In any case, this dad really floated my boat, and I had been mooning over him ever since I first spotted him. I saw him every so often at the beach and a few times when he'd come into the Pack and Ship where I worked. Every time I thought about flirting, I reminded myself how useless it was to lust after straight guys. Especially straight guys with kids.
"I'm Richie," he said, giving me a half wave. "You've already met Matthew, and this is Luke."
"Where are Mark and John?" I asked.
He laughed. "I get that a lot. We stopped at two apostles. Otherwise you have to end up with Simon and Bartholomew and Judas, not to mention the two Jameses."
I shrugged. "I'm Jewish, what do I know from apostles? I just always hear those four as a set."

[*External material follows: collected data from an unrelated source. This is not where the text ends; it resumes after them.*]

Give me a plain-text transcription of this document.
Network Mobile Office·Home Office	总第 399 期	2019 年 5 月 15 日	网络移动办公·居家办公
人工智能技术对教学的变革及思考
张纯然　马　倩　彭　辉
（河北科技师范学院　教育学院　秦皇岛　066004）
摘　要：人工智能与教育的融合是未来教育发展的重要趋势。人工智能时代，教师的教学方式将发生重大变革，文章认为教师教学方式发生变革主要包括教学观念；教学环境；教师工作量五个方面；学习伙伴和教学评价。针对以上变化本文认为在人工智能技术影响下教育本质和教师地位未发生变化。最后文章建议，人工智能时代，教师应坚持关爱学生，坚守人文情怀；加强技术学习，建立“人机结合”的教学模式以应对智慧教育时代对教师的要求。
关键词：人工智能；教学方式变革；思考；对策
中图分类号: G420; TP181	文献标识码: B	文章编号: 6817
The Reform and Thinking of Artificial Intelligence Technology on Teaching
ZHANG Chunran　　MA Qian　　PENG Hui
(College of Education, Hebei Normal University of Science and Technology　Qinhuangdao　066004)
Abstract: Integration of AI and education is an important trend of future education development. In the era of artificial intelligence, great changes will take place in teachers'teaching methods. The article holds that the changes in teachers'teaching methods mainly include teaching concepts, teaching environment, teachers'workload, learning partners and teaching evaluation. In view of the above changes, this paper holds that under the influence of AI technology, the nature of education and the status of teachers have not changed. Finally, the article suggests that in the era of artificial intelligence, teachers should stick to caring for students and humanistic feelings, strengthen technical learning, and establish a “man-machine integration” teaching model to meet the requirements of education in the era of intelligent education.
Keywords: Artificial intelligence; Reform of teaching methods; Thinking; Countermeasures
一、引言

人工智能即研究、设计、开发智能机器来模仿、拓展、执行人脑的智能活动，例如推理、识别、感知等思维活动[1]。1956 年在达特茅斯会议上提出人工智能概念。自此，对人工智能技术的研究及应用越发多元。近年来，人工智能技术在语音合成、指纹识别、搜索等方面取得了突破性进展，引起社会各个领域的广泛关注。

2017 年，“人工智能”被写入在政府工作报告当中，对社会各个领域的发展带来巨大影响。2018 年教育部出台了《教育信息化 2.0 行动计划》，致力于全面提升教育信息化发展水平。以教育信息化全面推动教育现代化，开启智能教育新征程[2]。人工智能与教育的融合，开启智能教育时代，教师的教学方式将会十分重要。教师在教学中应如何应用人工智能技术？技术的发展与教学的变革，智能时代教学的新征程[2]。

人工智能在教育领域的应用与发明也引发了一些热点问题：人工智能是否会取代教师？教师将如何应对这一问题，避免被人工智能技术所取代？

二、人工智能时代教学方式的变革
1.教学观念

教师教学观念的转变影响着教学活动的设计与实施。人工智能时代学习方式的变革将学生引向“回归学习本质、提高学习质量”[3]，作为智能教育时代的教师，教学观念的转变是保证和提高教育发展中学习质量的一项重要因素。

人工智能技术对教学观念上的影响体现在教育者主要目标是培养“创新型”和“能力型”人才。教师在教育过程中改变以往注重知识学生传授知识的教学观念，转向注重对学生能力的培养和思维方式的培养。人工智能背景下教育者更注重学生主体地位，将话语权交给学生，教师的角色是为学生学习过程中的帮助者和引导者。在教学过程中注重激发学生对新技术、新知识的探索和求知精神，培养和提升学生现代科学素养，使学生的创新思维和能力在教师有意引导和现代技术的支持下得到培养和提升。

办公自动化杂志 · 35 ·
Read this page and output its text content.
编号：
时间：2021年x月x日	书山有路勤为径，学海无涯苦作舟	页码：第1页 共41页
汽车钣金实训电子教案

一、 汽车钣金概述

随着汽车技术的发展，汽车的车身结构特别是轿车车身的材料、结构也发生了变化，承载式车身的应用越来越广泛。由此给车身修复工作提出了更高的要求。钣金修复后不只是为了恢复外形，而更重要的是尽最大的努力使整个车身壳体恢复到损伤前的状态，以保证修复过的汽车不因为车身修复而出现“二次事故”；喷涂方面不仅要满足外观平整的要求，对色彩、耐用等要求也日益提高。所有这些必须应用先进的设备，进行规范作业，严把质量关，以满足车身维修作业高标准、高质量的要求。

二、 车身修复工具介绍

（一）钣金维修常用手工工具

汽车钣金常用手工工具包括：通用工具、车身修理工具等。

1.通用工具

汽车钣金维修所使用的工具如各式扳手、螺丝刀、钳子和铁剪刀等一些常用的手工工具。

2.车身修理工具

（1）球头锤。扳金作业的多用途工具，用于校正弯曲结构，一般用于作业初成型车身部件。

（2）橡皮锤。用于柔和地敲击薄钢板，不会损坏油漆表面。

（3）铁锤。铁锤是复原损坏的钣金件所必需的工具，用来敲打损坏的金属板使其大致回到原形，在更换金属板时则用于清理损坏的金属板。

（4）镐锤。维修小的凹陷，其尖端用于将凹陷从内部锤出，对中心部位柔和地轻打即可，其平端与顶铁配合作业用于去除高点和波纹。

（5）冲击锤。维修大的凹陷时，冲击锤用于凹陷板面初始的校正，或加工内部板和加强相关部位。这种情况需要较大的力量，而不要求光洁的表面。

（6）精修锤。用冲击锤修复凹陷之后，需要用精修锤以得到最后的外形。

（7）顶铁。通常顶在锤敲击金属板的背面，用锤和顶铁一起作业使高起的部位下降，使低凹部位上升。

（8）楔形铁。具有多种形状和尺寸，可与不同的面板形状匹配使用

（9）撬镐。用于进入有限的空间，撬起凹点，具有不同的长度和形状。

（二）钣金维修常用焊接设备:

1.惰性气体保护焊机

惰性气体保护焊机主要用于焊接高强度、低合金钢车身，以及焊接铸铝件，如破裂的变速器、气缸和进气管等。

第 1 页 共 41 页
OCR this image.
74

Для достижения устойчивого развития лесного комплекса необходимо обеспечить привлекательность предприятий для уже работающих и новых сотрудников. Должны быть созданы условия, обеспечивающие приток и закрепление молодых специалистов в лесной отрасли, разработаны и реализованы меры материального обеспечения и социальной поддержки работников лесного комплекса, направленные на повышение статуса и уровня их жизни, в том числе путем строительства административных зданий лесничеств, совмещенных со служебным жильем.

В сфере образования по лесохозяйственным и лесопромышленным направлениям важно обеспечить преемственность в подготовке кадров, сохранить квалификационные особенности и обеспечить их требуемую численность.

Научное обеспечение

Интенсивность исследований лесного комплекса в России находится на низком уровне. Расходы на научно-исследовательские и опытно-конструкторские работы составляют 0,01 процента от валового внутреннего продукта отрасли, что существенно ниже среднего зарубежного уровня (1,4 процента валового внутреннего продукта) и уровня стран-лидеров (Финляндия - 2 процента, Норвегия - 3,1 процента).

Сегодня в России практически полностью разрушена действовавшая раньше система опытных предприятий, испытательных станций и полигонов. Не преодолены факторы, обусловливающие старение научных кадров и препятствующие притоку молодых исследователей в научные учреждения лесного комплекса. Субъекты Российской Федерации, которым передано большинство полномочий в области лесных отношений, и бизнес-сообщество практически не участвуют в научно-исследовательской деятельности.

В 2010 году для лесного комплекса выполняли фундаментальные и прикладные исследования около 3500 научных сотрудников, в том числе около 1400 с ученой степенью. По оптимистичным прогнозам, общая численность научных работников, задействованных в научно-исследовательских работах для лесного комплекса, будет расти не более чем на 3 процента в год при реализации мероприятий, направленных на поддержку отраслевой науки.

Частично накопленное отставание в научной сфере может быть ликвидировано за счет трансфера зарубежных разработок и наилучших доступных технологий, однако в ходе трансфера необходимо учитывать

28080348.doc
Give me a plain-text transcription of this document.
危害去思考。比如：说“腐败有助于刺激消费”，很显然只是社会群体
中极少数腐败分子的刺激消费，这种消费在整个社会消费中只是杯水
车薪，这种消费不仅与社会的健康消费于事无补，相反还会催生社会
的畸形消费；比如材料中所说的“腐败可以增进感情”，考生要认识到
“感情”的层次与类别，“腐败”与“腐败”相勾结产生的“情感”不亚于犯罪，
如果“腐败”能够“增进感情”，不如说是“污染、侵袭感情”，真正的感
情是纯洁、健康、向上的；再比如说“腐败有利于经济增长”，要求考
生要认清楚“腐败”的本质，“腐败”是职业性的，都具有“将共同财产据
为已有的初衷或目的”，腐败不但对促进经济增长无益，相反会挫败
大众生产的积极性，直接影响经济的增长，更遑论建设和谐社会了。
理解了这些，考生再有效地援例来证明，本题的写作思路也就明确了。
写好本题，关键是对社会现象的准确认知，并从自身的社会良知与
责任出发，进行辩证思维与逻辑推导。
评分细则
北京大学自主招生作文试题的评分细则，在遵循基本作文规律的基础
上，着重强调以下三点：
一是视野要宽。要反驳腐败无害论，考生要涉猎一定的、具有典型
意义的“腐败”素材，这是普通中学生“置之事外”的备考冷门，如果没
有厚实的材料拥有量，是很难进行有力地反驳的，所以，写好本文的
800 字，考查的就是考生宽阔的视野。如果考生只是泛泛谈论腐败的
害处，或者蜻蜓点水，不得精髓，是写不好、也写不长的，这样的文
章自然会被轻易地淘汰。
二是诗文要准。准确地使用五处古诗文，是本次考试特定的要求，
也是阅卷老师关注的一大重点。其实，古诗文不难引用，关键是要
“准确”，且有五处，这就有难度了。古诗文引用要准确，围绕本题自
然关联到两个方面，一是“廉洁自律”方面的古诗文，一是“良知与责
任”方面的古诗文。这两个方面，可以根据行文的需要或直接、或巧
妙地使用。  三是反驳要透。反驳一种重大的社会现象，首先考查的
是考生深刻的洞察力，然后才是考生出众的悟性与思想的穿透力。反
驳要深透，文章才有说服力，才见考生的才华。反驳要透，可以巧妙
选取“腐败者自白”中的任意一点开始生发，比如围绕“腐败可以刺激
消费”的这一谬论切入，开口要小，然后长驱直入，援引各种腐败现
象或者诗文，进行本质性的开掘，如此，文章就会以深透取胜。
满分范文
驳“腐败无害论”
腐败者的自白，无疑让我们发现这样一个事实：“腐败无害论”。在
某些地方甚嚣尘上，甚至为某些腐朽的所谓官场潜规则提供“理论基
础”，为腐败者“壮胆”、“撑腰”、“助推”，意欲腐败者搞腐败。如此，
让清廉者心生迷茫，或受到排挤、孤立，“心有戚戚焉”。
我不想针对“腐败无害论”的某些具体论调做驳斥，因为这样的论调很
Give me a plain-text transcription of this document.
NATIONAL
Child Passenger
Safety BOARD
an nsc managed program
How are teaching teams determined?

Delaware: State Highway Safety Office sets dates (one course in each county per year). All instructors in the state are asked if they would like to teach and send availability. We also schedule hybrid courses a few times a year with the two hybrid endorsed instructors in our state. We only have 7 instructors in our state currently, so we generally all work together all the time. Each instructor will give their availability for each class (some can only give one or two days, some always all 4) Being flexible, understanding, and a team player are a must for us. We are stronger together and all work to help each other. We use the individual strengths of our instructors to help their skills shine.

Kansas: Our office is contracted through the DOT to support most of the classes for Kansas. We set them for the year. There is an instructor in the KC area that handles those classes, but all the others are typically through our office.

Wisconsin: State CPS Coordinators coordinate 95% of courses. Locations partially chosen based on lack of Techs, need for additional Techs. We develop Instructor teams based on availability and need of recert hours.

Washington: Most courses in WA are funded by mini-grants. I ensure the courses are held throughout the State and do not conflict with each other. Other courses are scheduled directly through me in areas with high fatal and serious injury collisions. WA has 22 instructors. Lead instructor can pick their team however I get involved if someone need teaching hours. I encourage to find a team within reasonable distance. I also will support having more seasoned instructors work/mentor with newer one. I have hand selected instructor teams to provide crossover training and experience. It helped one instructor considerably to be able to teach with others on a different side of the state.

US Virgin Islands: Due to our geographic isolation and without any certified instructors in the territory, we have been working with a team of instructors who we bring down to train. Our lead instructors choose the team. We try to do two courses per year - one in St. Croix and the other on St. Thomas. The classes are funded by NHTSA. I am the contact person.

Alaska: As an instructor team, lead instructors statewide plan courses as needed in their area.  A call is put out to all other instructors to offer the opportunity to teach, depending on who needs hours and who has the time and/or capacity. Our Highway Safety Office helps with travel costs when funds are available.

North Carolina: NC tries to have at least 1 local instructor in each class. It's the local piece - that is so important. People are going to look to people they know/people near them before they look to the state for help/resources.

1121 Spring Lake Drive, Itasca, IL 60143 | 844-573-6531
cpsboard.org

"I'm Jewish, too," he said, as we turned and began walking toward Ocean Drive, "but I've gotten that comment so often I did my research."
I realized I hadn't introduced myself. "I'm Gabriel, but my friends call me 'Gabe.'"
"Sorry we had to meet by accident," Richie said. "I've seen you around the beach before, though. I bring the boys down here after school sometimes."
We stepped onto the stone path that curled through the grassy space between the sand and the street, and Matthew let go of my hand and ran ahead to play with his brother. "Yeah, I've seen you guys, here, and where I work, at the Pack and Ship on Twelfth Street."
"Oh, I go there all the time," he said, "or at least I used to."
"Not something we did, I hope?"
He shook his head. "My ex used to send me there to ship packages. He was a real Amazon queen."
I looked at him. "I beg your pardon?"
"He'd get on his computer late at night and order all this stuff online, and then, by the time it got to us, he didn't want it any more. So he'd have me return it."
That was interesting. He had an ex, and that ex was male. Ergo he was gay and, I hoped, available. The cafe visit was looking better all the time.
As we neared the street, Richie called, "Wait for Daddy," and the boys stopped obediently a foot from the curb.
"How does that work, when there are two of you?" I asked. "Were you both 'Daddy'?"
"I'm 'Daddy,'" Richie said. "Alex was 'Papa,' but now that he's moved to San Francisco, I just call him 'asshole.'" He put his hand up to his mouth in a mocking gesture. "Did I say that out loud? For the boys' sake, I'm trying to be polite about the whole getting-dragged-away-from- Manhattan-then-dumped-in-Miami-with-two-rambunctious-boys thing."
"Bummer," I said, as we caught up to the boys. Without even thinking about it, I reached out for Matthew's hand again, and Richie took the younger boy's, and when there was a break in the flow of delivery trucks and tourist-driven convertibles cruising up Ocean Drive, we crossed.
We grabbed a four-top on the sidewalk at the News Cafe, and Richie said, "Still want that water or something stronger? I wouldn't mind a daiquiri. I'd say that the sun is already over the yardarm, but I don't know what a yardarm is."
I nodded, even though it made my head hurt.